かつゾンネは4人のリーダー格で指示も的確、判断力もあるとスペックも高めです。
もし犯罪行為に加担せずに普通の男女として出会っていたら恋仲になっていたかもしれません。
吊り橋効果
ヴィクトリアとゾンネを男女の関係として見れば吊り橋効果という解釈もあります。
命がけの状況で感じる恐怖の興奮と恋愛の興奮を混同してしまうという効果です。
ギャングから銀行強盗を強要され、戻ってみたら警察に捕まりそうになってしまいます。
そんな中で生死を共にすればどんな男女でも一時的な恋愛関係に陥りやすいのです。
しかも最後はホテルにまで行ってますから下手すれば性的関係も有り得たでしょう。
擬似ストックホルム症候群
そして犯罪心理として見る場合、二人の関係性として一番近いのはストックホルム症候群です。
ヴィクトリアは人質ではないので擬似ですが、ゾンネと行動を共にする内に情が移ったのでしょう。
現実でも犯人と人質が一緒に過ごしている内に妙な形で絆が芽生えることがあるといいます。
ゾンネとヴィクトリアも同様に犯罪行為に加担している内に気遣う関係性へと変化しました。
しかも、二人とも勝手に赤ん坊を連れ出した挙句道の途中で捨てるという外道行為を働いているのです。
だからこそヴィクトリアはゾンネに惹かれ、その死に涙を流したのではないでしょうか。
成長か暴走か
最初にヒューマンドラマと書きましたが、本作のこれは成長なのかそれとも暴走でしょうか?

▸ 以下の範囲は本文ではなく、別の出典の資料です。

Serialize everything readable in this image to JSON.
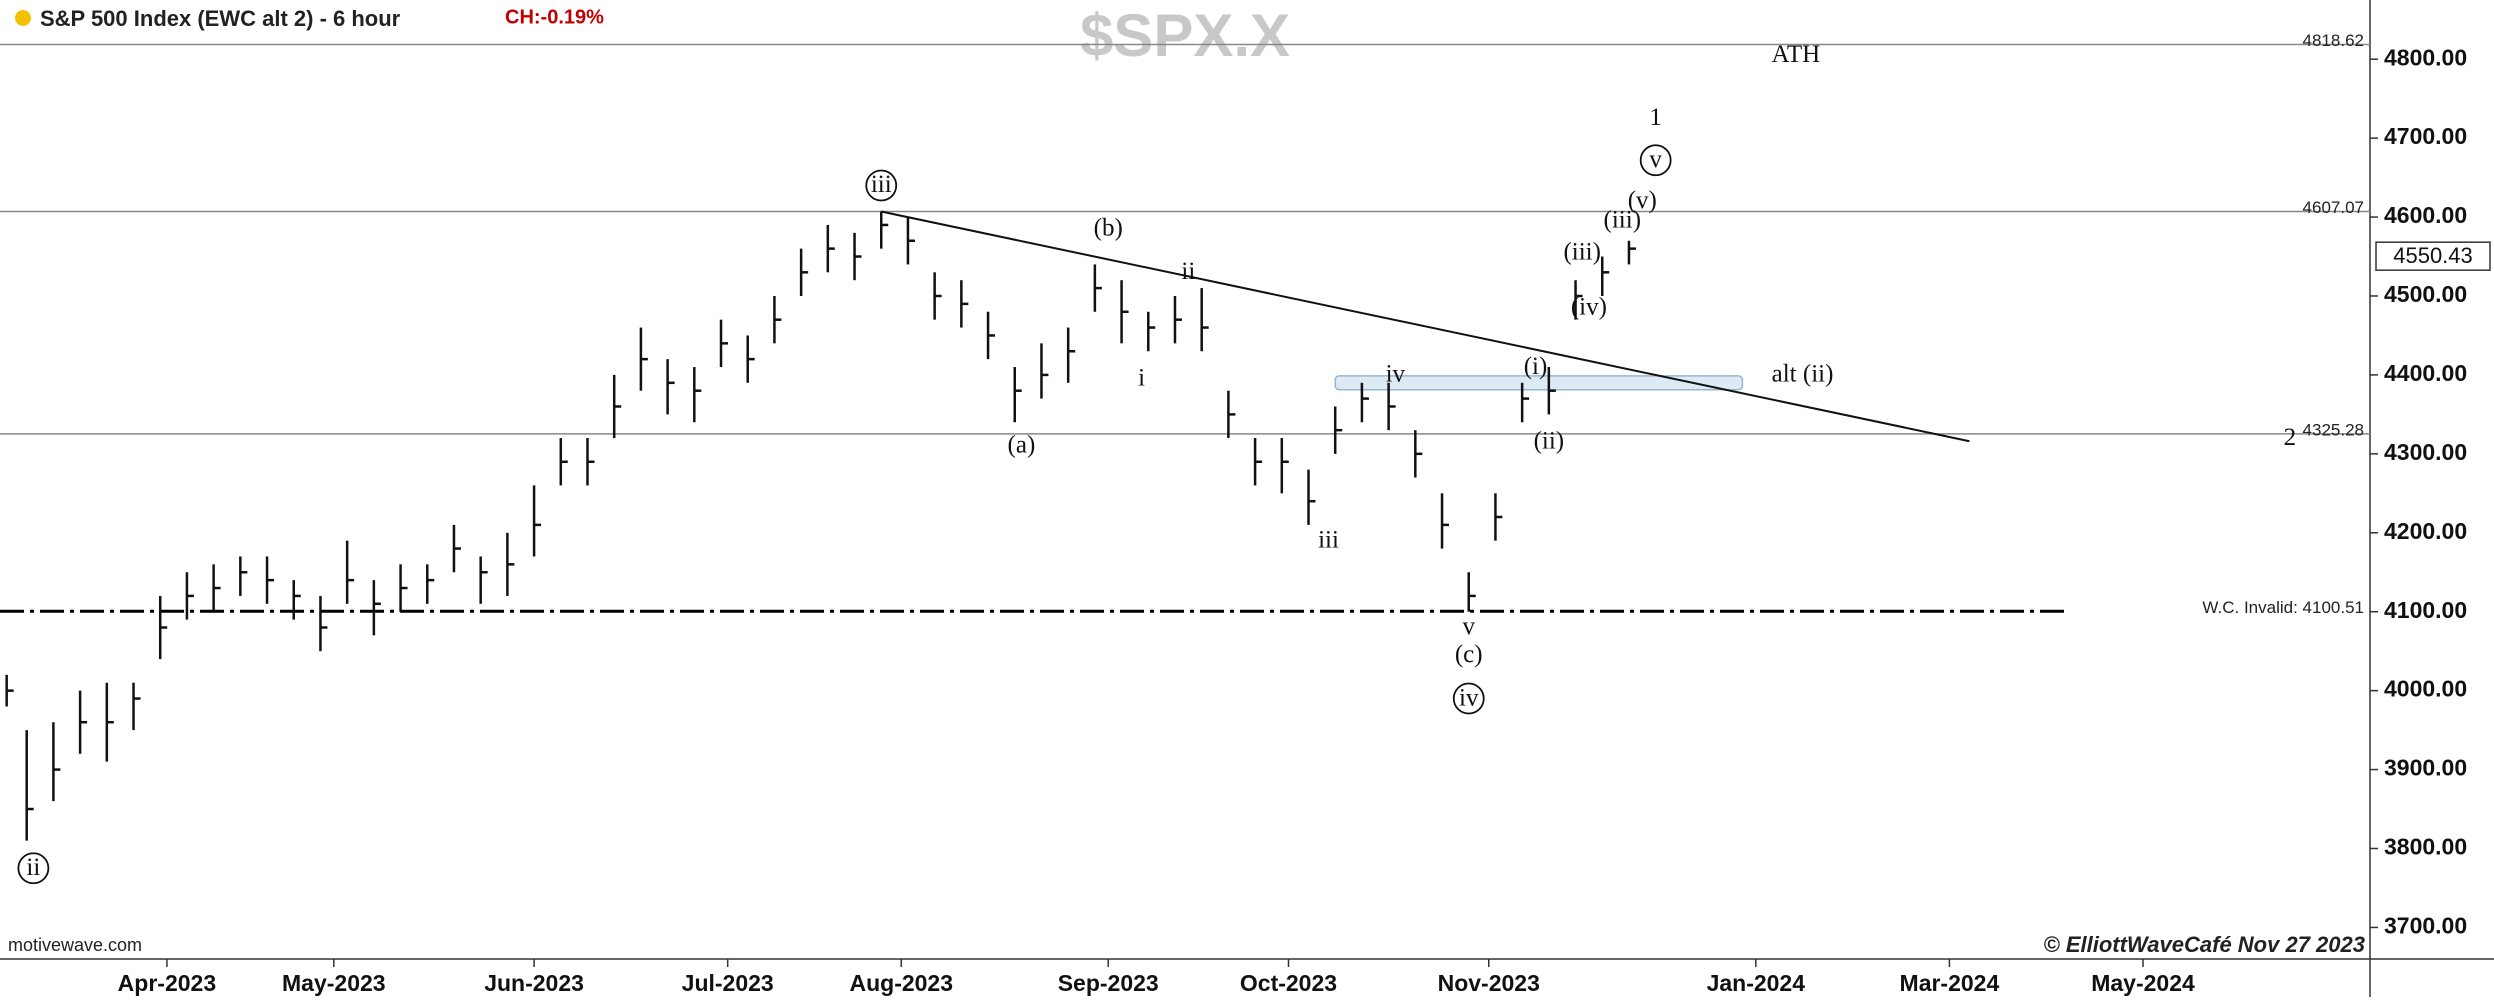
{
  "chart_data": {
    "type": "ohlc",
    "title": "S&P 500 Index (EWC alt 2) - 6 hour",
    "change": "CH:-0.19%",
    "watermark": "$SPX.X",
    "source": "motivewave.com",
    "credit": "© ElliottWaveCafé Nov 27 2023",
    "color": "#111111",
    "x": [
      1,
      4,
      8,
      12,
      16,
      20,
      24,
      28,
      32,
      36,
      40,
      44,
      48,
      52,
      56,
      60,
      64,
      68,
      72,
      76,
      80,
      84,
      88,
      92,
      96,
      100,
      104,
      108,
      112,
      116,
      120,
      124,
      128,
      132,
      136,
      140,
      144,
      148,
      152,
      156,
      160,
      164,
      168,
      172,
      176,
      180,
      184,
      188,
      192,
      196,
      200,
      204,
      208,
      212,
      216,
      220,
      224,
      228,
      232,
      236,
      240,
      244
    ],
    "high": [
      4020,
      3950,
      3960,
      4000,
      4010,
      4010,
      4120,
      4150,
      4160,
      4170,
      4170,
      4140,
      4120,
      4190,
      4140,
      4160,
      4160,
      4210,
      4170,
      4200,
      4260,
      4320,
      4320,
      4400,
      4460,
      4420,
      4410,
      4470,
      4450,
      4500,
      4560,
      4590,
      4580,
      4607,
      4600,
      4530,
      4520,
      4480,
      4410,
      4440,
      4460,
      4540,
      4520,
      4480,
      4500,
      4510,
      4380,
      4320,
      4320,
      4280,
      4360,
      4390,
      4390,
      4330,
      4250,
      4150,
      4250,
      4390,
      4410,
      4520,
      4550,
      4570
    ],
    "low": [
      3980,
      3810,
      3860,
      3920,
      3910,
      3950,
      4040,
      4090,
      4100,
      4120,
      4110,
      4090,
      4050,
      4110,
      4070,
      4100,
      4110,
      4150,
      4110,
      4120,
      4170,
      4260,
      4260,
      4320,
      4380,
      4350,
      4340,
      4410,
      4390,
      4440,
      4500,
      4530,
      4520,
      4560,
      4540,
      4470,
      4460,
      4420,
      4340,
      4370,
      4390,
      4480,
      4440,
      4430,
      4440,
      4430,
      4320,
      4260,
      4250,
      4210,
      4300,
      4340,
      4330,
      4270,
      4180,
      4100,
      4190,
      4340,
      4350,
      4470,
      4500,
      4540
    ],
    "close": [
      4000,
      3850,
      3900,
      3960,
      3960,
      3990,
      4080,
      4120,
      4130,
      4150,
      4140,
      4120,
      4080,
      4140,
      4110,
      4130,
      4140,
      4180,
      4150,
      4160,
      4210,
      4290,
      4290,
      4360,
      4420,
      4390,
      4380,
      4440,
      4420,
      4470,
      4530,
      4560,
      4550,
      4590,
      4570,
      4500,
      4490,
      4450,
      4380,
      4400,
      4430,
      4510,
      4480,
      4460,
      4470,
      4460,
      4350,
      4290,
      4290,
      4240,
      4330,
      4370,
      4360,
      4300,
      4210,
      4120,
      4220,
      4370,
      4380,
      4500,
      4530,
      4560
    ],
    "last": 4550.43,
    "xlim": [
      0,
      355
    ],
    "ylim": [
      3660,
      4875
    ],
    "xticks": [
      {
        "value": 25,
        "label": "Apr-2023"
      },
      {
        "value": 50,
        "label": "May-2023"
      },
      {
        "value": 80,
        "label": "Jun-2023"
      },
      {
        "value": 109,
        "label": "Jul-2023"
      },
      {
        "value": 135,
        "label": "Aug-2023"
      },
      {
        "value": 166,
        "label": "Sep-2023"
      },
      {
        "value": 193,
        "label": "Oct-2023"
      },
      {
        "value": 223,
        "label": "Nov-2023"
      },
      {
        "value": 263,
        "label": "Jan-2024"
      },
      {
        "value": 292,
        "label": "Mar-2024"
      },
      {
        "value": 321,
        "label": "May-2024"
      }
    ],
    "yticks": [
      {
        "value": 3700,
        "label": "3700.00"
      },
      {
        "value": 3800,
        "label": "3800.00"
      },
      {
        "value": 3900,
        "label": "3900.00"
      },
      {
        "value": 4000,
        "label": "4000.00"
      },
      {
        "value": 4100,
        "label": "4100.00"
      },
      {
        "value": 4200,
        "label": "4200.00"
      },
      {
        "value": 4300,
        "label": "4300.00"
      },
      {
        "value": 4400,
        "label": "4400.00"
      },
      {
        "value": 4500,
        "label": "4500.00"
      },
      {
        "value": 4600,
        "label": "4600.00"
      },
      {
        "value": 4700,
        "label": "4700.00"
      },
      {
        "value": 4800,
        "label": "4800.00"
      }
    ],
    "levels": [
      4818.62,
      4607.07,
      4325.28,
      {
        "value": 4100.51,
        "label": "W.C. Invalid: 4100.51"
      }
    ],
    "trendline": {
      "x": [
        132,
        295
      ],
      "y": [
        4607,
        4316
      ]
    },
    "zone": {
      "x": [
        200,
        261
      ],
      "y": [
        4385,
        4395
      ]
    },
    "annotations": [
      {
        "text": "ii",
        "at": [
          5,
          3775
        ],
        "circled": true
      },
      {
        "text": "iii",
        "at": [
          132,
          4640
        ],
        "circled": true
      },
      {
        "text": "iv",
        "at": [
          220,
          3990
        ],
        "circled": true
      },
      {
        "text": "v",
        "at": [
          248,
          4672
        ],
        "circled": true
      },
      {
        "text": "(b)",
        "at": [
          166,
          4585
        ]
      },
      {
        "text": "ii",
        "at": [
          178,
          4530
        ]
      },
      {
        "text": "i",
        "at": [
          171,
          4395
        ]
      },
      {
        "text": "(a)",
        "at": [
          153,
          4310
        ]
      },
      {
        "text": "iv",
        "at": [
          209,
          4400
        ]
      },
      {
        "text": "iii",
        "at": [
          199,
          4190
        ]
      },
      {
        "text": "v",
        "at": [
          220,
          4080
        ]
      },
      {
        "text": "(c)",
        "at": [
          220,
          4045
        ]
      },
      {
        "text": "(i)",
        "at": [
          230,
          4410
        ]
      },
      {
        "text": "(ii)",
        "at": [
          232,
          4315
        ]
      },
      {
        "text": "(iii)",
        "at": [
          237,
          4555
        ]
      },
      {
        "text": "(iv)",
        "at": [
          238,
          4485
        ]
      },
      {
        "text": "(v)",
        "at": [
          246,
          4620
        ]
      },
      {
        "text": "(iii)",
        "at": [
          243,
          4595
        ],
        "color": "#d01010"
      },
      {
        "text": "1",
        "at": [
          248,
          4725
        ]
      },
      {
        "text": "2",
        "at": [
          343,
          4320
        ]
      },
      {
        "text": "ATH",
        "at": [
          269,
          4805
        ]
      },
      {
        "text": "alt (ii)",
        "at": [
          270,
          4400
        ]
      }
    ]
  }
}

様々な解釈がありますが、本作はどちらの要素も強く押し出されています。
まずヴィクトリアがどんどん判断力を磨いていくのはスキル面での成長です。
しかし、その成長とは犯罪行為への加担と一体化した血気を孕んだ暴走でもあります。
その両方をヴィクトリアという一人の女性に投影して本作は描いているのです。
つまり彼女のようなタイプでも追い込まれればこのような性格になり得ることを意味します。
二種の解釈が可能な物語
いかがでしたでしょうか?
本作を物語として追うと、一人の女性がどんどん犯罪行為と走ってしまう様が描かれていきます。
それ故にどうしても本作にはヴィクトリアが終盤で見せる行為に批判が集まりがちです。
しかし人間極限状態に追い込まれていけば、そのような綺麗事はいっていられなくなります。
極限状態で見せる彼女達の生き様は正しい間違いを超えた人間の凄みを教えてくれます。
また一方ではヴィクトリアがどんどん成長していき自立する物語とも解釈出来ます。
友達のいなかった彼女が初めて仲間を作り、そこで協力し成長していくのです。
そのような正と負の二種の解釈が存在する何とも不思議な作品ではないでしょうか。